Address the inner obstacle directly. Put mindset-oriented interventions before or alongside technical training. The evidence from the Niger study highlighted above shows that culturally grounded approaches outperform imported ones. Our own study’s follow-up showed that mindset shifts precede and enable economic gains, even three years after the module. But too few fund this as a primary strategy.
Stop treating informality as the problem. The 90 percent of young West Africans who work beyond formal employment might be a policy failure. Sure. But they are certainly the economy. Fund their productivity, their agency, their social infrastructure; not a fantasy of mass formalization that a growing body of evidence says isn’t how poverty actually falls.
Build technology that speaks their language. If your EdTech platform doesn’t function in Bambara or Hausa or Wolof, on a low-budget phone, over WhatsApp, you’re building for a different continent.
In January 2026, the University of Lomé in Togo – one of West Africa’s largest public universities, with more than 74,000 students – formally adopted Kabakoo’s mindset-oriented modules for its graduates.
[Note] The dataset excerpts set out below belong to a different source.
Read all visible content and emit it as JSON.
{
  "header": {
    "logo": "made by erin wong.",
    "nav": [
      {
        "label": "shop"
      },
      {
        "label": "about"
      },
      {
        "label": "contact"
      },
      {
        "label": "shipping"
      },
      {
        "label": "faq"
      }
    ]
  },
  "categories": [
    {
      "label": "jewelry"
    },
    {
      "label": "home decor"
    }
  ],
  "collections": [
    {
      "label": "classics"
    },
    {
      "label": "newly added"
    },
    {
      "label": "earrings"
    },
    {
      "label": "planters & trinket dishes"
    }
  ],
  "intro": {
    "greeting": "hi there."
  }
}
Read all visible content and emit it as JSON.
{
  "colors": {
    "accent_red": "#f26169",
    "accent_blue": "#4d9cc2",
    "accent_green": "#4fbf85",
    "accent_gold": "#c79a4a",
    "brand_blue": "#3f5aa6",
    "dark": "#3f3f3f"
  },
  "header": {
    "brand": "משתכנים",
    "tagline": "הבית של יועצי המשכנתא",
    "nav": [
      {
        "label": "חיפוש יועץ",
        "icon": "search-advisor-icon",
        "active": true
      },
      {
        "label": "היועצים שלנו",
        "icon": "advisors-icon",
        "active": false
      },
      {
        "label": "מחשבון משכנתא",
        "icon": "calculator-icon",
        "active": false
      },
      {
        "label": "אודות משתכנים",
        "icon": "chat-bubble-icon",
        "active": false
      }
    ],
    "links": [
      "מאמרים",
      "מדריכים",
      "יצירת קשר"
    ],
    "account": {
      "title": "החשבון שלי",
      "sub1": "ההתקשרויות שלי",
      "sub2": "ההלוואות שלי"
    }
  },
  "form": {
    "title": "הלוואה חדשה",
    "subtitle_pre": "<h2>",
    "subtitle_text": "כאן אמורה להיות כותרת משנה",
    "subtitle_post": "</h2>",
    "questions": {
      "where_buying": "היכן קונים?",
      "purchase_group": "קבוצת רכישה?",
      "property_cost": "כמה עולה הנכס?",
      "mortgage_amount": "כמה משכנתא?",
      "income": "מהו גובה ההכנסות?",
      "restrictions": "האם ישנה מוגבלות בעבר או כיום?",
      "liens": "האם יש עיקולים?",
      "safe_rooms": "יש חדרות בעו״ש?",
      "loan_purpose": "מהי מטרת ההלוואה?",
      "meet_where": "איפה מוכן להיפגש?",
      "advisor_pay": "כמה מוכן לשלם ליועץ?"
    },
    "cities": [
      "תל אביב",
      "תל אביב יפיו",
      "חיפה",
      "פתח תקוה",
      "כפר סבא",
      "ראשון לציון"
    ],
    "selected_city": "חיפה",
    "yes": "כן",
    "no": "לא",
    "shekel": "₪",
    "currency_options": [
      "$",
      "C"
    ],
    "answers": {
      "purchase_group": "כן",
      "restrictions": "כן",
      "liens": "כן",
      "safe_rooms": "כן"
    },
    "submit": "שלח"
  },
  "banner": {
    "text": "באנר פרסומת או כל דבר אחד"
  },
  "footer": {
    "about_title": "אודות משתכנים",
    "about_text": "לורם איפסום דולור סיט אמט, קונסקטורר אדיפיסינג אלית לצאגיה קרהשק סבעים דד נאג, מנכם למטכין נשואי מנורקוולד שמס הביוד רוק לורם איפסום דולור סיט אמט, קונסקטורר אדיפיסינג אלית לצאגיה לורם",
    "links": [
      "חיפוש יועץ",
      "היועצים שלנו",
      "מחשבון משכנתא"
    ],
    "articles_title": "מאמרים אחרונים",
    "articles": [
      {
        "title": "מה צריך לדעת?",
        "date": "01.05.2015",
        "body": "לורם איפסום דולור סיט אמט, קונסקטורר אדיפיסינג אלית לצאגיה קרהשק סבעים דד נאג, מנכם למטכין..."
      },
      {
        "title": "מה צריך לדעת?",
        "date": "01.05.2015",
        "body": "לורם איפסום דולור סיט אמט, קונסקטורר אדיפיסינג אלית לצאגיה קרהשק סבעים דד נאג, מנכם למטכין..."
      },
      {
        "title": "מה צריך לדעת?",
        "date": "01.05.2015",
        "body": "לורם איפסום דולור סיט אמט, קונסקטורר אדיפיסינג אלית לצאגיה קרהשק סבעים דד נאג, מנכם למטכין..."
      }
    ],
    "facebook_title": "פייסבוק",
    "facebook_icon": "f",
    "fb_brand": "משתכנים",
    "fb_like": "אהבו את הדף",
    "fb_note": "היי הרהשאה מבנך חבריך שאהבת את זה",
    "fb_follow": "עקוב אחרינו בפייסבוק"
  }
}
The following month, Mali’s Ministry of Digital Economy signed a partnership with us to deploy Kabakoo programs in all public schools across the country. Governments in West Africa are already acting on what the research now confirms. You have to start where people actually are. Not as a feel-good trope, but really. In their minds. In their economies. And yes, in their social institutions and languages.
The evidence is there. What’s missing are more funders joining the party.
Kabakoo means “to wonder” in Bambara. We will keep wondering.
Yanick Kemayou is the Co-Founder and Chief Learning Officer of Kabakoo Academies.